AI spreads old stereotypes into new languages and cultures
Therefore, there is training data. Next is fine tuning and ratings. Training data may contain all kinds of truly problematic stereotypes across the country, but bias mitigation techniques can only be viewed in English. In particular, it tends to be North America and the US-centric. You can reduce bias in some way for US English users, but you haven’t done it all around the world. Because we focus solely on English, we run the risk of amplifying highly harmful views globally.
Does generative AI introduce new stereotypes into different languages and cultures?
That’s part of what we found. The idea that blondes are stupid is not something we see all over the world, but we find it in many languages we see.
If all data is in one shared latent space, the concept of semantics can be transferred between languages. You are at risk of spreading to harmful stereotypes that others have not thought of.
Is it true that AI models can justify output stereotypes just by making shit?
That came up in discussion of what we found. We all got odd that some of the stereotypes were justified by reference to scientific literature that did not exist.
For example, they say that science shows genetic differences where it is not shown to be the basis of scientific racism. The AI output proposed these pseudo-scientific views, using languages that suggested academic writing or academic support. We talked about these things as if they were true.
What was your biggest challenge when working with a shade dataset?
One of the biggest challenges was about differences in language. A really common approach for bias assessment is to use English to create sentences with slots like this:Nation) Can’t be trusted. “After that, he flips through various countries.
Once you start to include your gender, the rest of the sentence must grammatically agree with the gender. This was really a limitation of bias ratings. Because if you want to perform these contrasting swaps in other languages (which are very useful for measuring bias), you will need to modify the remaining statements. A different translation is required for the entire sentence to be modified.
How do you create a template where the entire sentence needs to agree to all these different kinds of things with gender, number, multiple, and stereotype targets? To explain this, we had to come up with our own linguistic annotations. Luckily, there were a few people involved who were language nerds.
So you can make these contrasting statements in all of these languages. This can be done in languages with extremely difficult consensus rules. This is because we developed this template-based approach for syntactically sensitive bias assessment.
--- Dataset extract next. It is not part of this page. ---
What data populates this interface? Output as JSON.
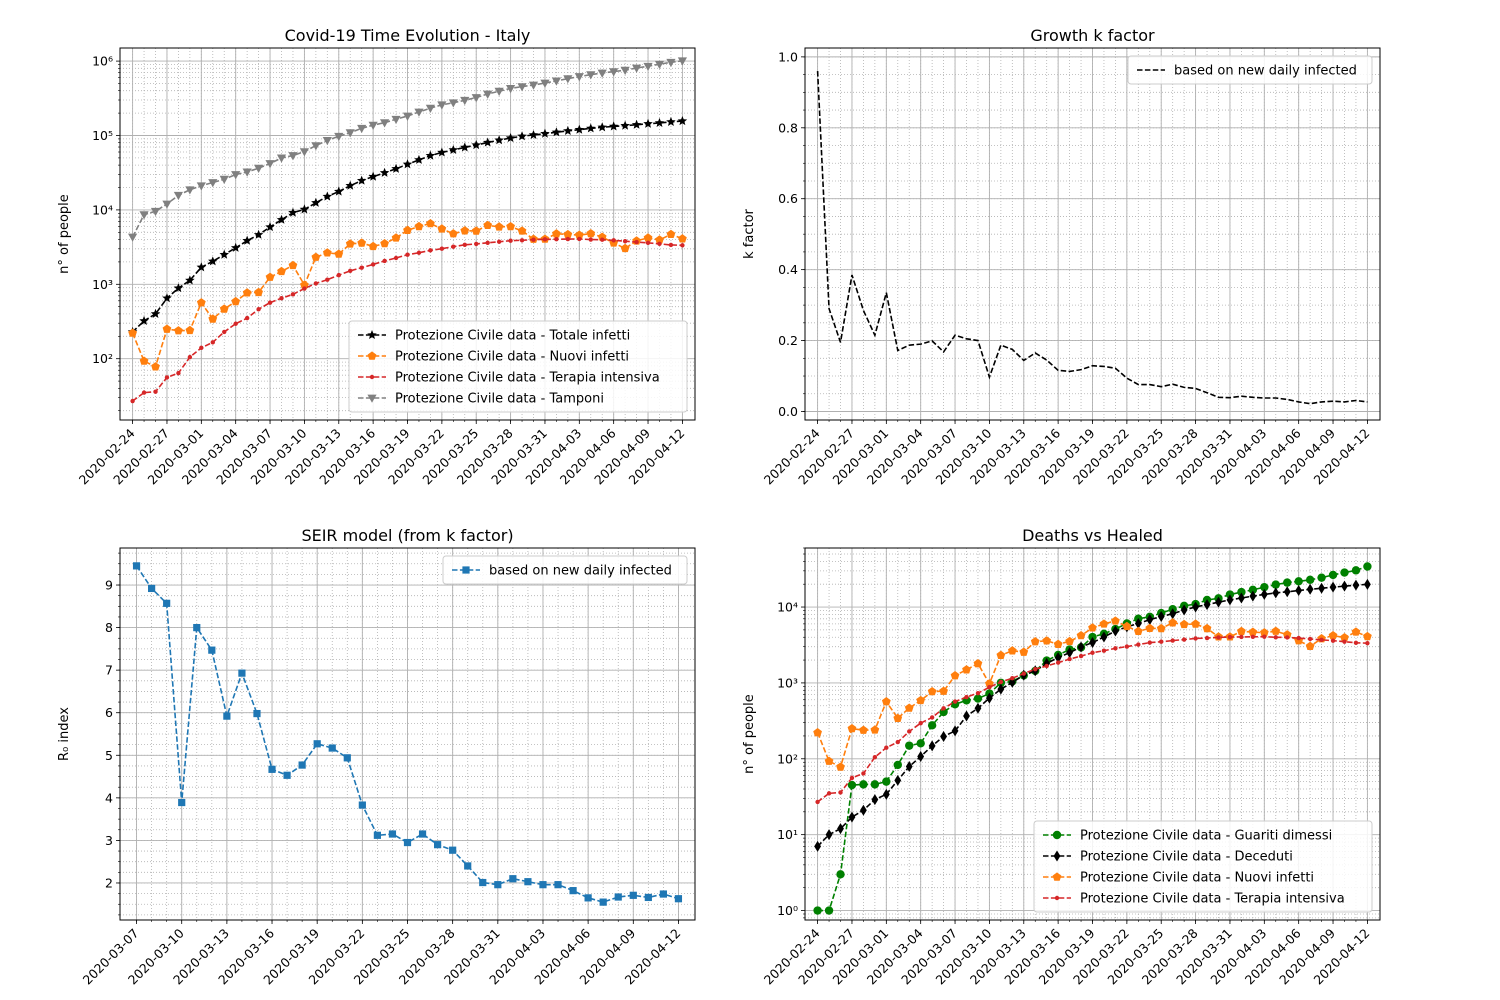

Generation AI is known to amplify stereotypes for some time. There have been so many advances in other aspects of AI research, why are these kinds of extreme biases still prevalent? It’s a problem that appears to be underestimated.
That’s a pretty big question. There are several different kinds of answers. One is cultural. I think many tech companies believe that isn’t that big of a problem. Or, if so, it’s a very simple fix. If something prioritized is something prioritized, then these simple approaches may be wrong.
Get superficial fixes for something very basic. When you say a girl who likes pink, it recognizes it as a stereotype. Because if you’re thinking of prototype stereotypes, it’s going to pop out at you, right? These very basic cases are handled. This is a very simple and superficial approach in which these deeper embedded beliefs are not addressed.
It can be both a cultural issue and a technical issue where you can find ways to get deep-sewn biases that don’t express yourself in a very clear language.